The NSW ACT Alcohol Policy Alliance (NAAPA) says the introduction of a fairer licencing regime would make the State’s 17,010 liquor licensees more accountable for the alcohol harms they cause and help reign in escalating alcohol harms.

Under the proposed risk based licencing (RBL) system; licenced venues would pay considerably greater licensing costs. Using the Australian Capital Territory RBL system as a guide, the Ivy, which up until now has only paid a one-off $5,000 application fee, would, in addition, pay $25,184 per year; the Penrith Panthers Leagues Club would pay $16,790 and the Coogee Bay Hotel, $20,387.

The recent Auditor General’s report exposed the annual $1.029 billion cost of alcohol abuse to Government, but failed to highlight the embarrassing and insignificant $1.090 million in revenue collected from licensees, who currently pay no annual licensing fees.

Foundation for Alcohol Research and Education, Chief Executive, Michael Thorn says the Government can start reshaping a flawed Liquor Act by introducing some rigour and sensible regulation.

“Liquor licenses should never have been granted in perpetuity. A liquor license is a privilege and not a right. The paltry one-off application fee that licensees are currently paying is not enough. An annual fee would return both equity and accountability to a system severely lacking in both,” Mr Thorn said.

Mr Thorn says the people of NSW are today paying too high a price for weak and ineffective liquor legislation and says harm minimisation must be elevated as the primary focus of the NSW Liquor Act.

“The Liquor Act as it currently stands is a failure. It has failed to protect the people of NSW from harm, and it has failed to protect the State from the enormous financial burden of alcohol abuse.

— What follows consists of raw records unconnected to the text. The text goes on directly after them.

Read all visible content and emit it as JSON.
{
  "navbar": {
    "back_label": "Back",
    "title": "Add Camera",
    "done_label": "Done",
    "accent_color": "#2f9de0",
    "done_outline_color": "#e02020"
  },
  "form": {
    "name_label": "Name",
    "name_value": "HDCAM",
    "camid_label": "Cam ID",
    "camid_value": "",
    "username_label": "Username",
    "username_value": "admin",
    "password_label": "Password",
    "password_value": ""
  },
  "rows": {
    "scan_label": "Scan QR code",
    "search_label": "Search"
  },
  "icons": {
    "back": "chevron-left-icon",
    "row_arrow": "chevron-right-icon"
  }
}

Previous efforts to weaken the legislation, to shift its primary focus from health protection to industry pandering are now seen for what they were; an ill-conceived and colossal error on the part of Government,” Mr Thorn said.

NAAPA’s comprehensive submission to the statutory review of the NSW Liquor ACT 2007 and The Gaming and Liquor Administration Act 2007 includes a total of 20 recommendations.

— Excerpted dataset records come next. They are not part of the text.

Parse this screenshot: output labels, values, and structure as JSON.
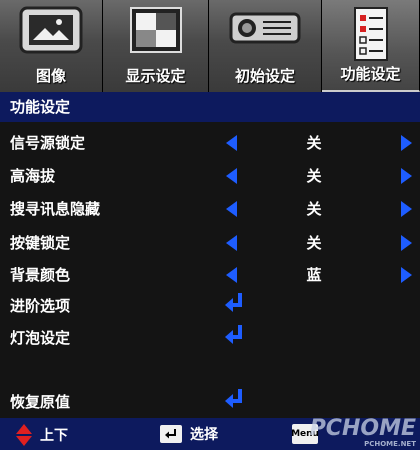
{
  "tabs": [
    {
      "label": "图像",
      "icon": "picture-icon"
    },
    {
      "label": "显示设定",
      "icon": "display-icon"
    },
    {
      "label": "初始设定",
      "icon": "projector-icon"
    },
    {
      "label": "功能设定",
      "icon": "checklist-icon",
      "active": true
    }
  ],
  "section_title": "功能设定",
  "menu": [
    {
      "label": "信号源锁定",
      "value": "关",
      "kind": "option"
    },
    {
      "label": "高海拔",
      "value": "关",
      "kind": "option"
    },
    {
      "label": "搜寻讯息隐藏",
      "value": "关",
      "kind": "option"
    },
    {
      "label": "按键锁定",
      "value": "关",
      "kind": "option"
    },
    {
      "label": "背景颜色",
      "value": "蓝",
      "kind": "option"
    },
    {
      "label": "进阶选项",
      "kind": "submenu"
    },
    {
      "label": "灯泡设定",
      "kind": "submenu"
    },
    {
      "label": "恢复原值",
      "kind": "submenu"
    }
  ],
  "footer": {
    "updown_label": "上下",
    "enter_label": "选择",
    "menu_key": "Menu"
  },
  "watermark": {
    "main": "PCHOME",
    "sub": "PCHOME.NET"
  },
  "colors": {
    "accent_blue": "#1e5dff",
    "header_bg": "#0d1a5e",
    "updown_red": "#e02020"
  }
}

Among them, NAAPA also recommends that 24 hour trading be abolished, local communities be given a greater say in the licensing decisions that directly impact them and that liquor licensing responsibility be removed from the Department of Trade and Investment, arguing that licensing should not sit in an area that focuses in such a narrow, industry-dominated area.

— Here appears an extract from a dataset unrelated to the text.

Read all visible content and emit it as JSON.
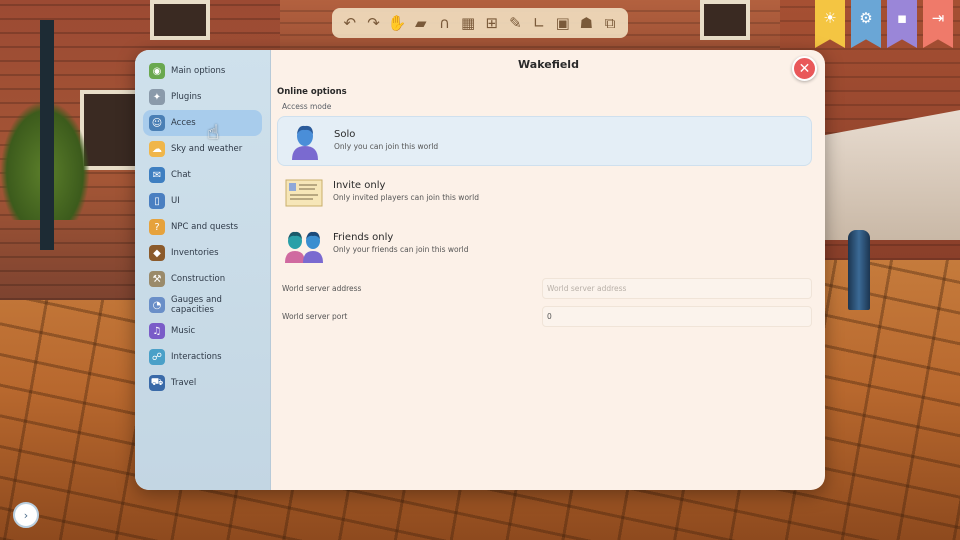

Mr Scott Weber, President of the NSW Police Association says licensing authorities should be relocated within an independent office that better connects with policing, family and community services, health, justice, land planning and local government.

“The regulation of liquor licensing needs to be independent of vested industry interests. Under the Department of Trade and Investment’s accommodating watch, industry has been given the complete freedom to write its own rules with disastrous consequences. That can’t be allowed to continue if NSW wants to reduce its heavy alcohol toll,” Mr Weber said.

In 2011-12 there were 59,950 alcohol-related hospitalisations, 14,518 alcohol-related non-domestic assaults, and 10,079 alcohol-related domestic assaults in NSW.

Australian Medical Association NSW President, Associate Professor Brian Owler says the NSW Government must now commit to the introduction of evidence-based measures, before alcohol harms spiral further out of control.

“Every day we see firsthand in our hospital wards the impact that alcohol has on the community. This review is an opportunity for the Government to show some leadership on this issue and demonstrate they are serious about reducing alcohol-related harms in NSW,” Associate Professor Owler said.